Mia Oliva learned how to work well under stress. Oliva, 13, is an eighth grader at St. John in Newburgh.

“Keeping your composure while there are a lot of people laughing, but trying to explain that we need to work, was something I learned,” she said. “This has been my first camp in a while where every day I want to come back, and I'm really excited to come to camp.”

Amelia Vance especially enjoyed when the West Side Nut Club presented. Vance, 13, is an eighth grader at Evansville Day School.

“I've always been a leader, per se, so I thought it would be a good opportunity,” she said. “Something I learned is how to manage a big group of people while still being respectful.”

St. John eighth grader Rose Niehaus, 13, learned how to make a good first impression.
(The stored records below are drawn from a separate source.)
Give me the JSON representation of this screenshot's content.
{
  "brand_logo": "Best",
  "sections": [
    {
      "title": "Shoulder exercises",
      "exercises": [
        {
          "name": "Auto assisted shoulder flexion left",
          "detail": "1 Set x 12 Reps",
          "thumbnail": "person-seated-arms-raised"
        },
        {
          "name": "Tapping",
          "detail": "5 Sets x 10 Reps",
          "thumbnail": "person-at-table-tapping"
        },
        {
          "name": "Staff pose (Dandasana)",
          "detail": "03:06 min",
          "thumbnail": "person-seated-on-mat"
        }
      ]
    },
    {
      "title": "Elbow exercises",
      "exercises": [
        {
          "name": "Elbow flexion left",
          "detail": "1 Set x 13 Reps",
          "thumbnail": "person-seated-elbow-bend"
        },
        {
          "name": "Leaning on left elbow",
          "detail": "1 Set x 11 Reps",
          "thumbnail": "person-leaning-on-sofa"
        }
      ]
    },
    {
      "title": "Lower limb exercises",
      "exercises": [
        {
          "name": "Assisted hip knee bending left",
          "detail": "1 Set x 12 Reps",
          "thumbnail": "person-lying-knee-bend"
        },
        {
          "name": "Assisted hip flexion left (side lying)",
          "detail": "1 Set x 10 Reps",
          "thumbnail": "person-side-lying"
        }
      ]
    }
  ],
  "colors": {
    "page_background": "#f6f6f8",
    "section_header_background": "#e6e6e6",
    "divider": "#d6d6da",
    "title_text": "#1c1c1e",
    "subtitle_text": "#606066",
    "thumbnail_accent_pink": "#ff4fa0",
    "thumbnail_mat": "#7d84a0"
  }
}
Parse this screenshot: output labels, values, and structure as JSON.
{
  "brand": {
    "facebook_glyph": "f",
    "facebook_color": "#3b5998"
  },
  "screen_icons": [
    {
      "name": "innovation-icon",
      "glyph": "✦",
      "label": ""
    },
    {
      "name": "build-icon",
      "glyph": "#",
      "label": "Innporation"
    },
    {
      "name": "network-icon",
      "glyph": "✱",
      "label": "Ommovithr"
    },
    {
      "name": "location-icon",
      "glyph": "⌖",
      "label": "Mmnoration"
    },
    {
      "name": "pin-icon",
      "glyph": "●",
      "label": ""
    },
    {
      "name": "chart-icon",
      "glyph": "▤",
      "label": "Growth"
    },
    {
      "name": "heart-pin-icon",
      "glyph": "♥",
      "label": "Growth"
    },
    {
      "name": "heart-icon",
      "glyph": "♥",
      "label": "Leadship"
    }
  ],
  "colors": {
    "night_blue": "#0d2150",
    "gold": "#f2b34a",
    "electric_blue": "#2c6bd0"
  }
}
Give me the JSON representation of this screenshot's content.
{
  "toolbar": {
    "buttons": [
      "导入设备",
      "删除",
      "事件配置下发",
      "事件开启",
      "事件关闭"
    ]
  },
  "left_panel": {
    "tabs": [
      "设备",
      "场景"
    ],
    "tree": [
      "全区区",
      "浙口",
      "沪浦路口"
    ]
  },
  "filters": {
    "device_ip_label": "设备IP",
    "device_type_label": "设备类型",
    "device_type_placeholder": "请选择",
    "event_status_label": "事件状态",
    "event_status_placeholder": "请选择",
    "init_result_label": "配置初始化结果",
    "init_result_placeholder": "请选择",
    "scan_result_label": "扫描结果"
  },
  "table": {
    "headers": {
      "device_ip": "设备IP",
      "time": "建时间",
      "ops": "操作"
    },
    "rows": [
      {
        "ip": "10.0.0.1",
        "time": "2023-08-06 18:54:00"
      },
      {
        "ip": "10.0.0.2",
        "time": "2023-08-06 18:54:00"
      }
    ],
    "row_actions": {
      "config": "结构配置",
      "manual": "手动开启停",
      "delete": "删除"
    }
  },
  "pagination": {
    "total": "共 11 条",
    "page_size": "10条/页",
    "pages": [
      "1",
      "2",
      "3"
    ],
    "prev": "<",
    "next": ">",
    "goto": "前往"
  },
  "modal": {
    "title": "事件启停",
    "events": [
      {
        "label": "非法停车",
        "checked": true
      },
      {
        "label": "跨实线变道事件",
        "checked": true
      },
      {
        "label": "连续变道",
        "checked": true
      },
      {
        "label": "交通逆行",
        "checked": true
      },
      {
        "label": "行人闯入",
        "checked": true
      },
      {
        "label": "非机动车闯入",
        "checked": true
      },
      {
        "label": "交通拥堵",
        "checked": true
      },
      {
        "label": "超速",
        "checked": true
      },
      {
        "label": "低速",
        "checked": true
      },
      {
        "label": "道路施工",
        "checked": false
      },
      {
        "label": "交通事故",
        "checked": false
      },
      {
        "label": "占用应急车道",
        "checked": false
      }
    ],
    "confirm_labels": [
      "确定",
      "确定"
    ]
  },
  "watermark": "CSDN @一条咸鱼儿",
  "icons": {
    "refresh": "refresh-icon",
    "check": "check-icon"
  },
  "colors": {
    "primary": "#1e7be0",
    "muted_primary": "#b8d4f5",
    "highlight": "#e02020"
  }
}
Katherine Bohleber, 12, enjoyed pitching a new food booth for the West Side Nut Club Fall Festival. A seventh grader from St. Philip School in Posey County, Bohleber encouraged more students to attend the camp.

On the final day of the Summit, the Elite Champions were named: Managing Leader Nikki Kelle and Team Cameron the Chameleon. Members included Marielle Guevara, Aldin Little, Cora Underhill, Phoebe Gander, Sophia Schulteis, Elliott Piekos and Isabella Lewis. Each student was awarded a medal and a free general admission ticket to Holiday World.

As Managing Leader, Kelle was also named The Elite and received the $500 scholarship grand prize.

“Middle schoolers, to me, are the group who needs the most hands up to help them figure out where they stand and how to be a positive role model and a positive leader now and in the future,” Cadden said.

Nowak and Cadden plan to offer The Elite Leadership Summit in the summer of 2025.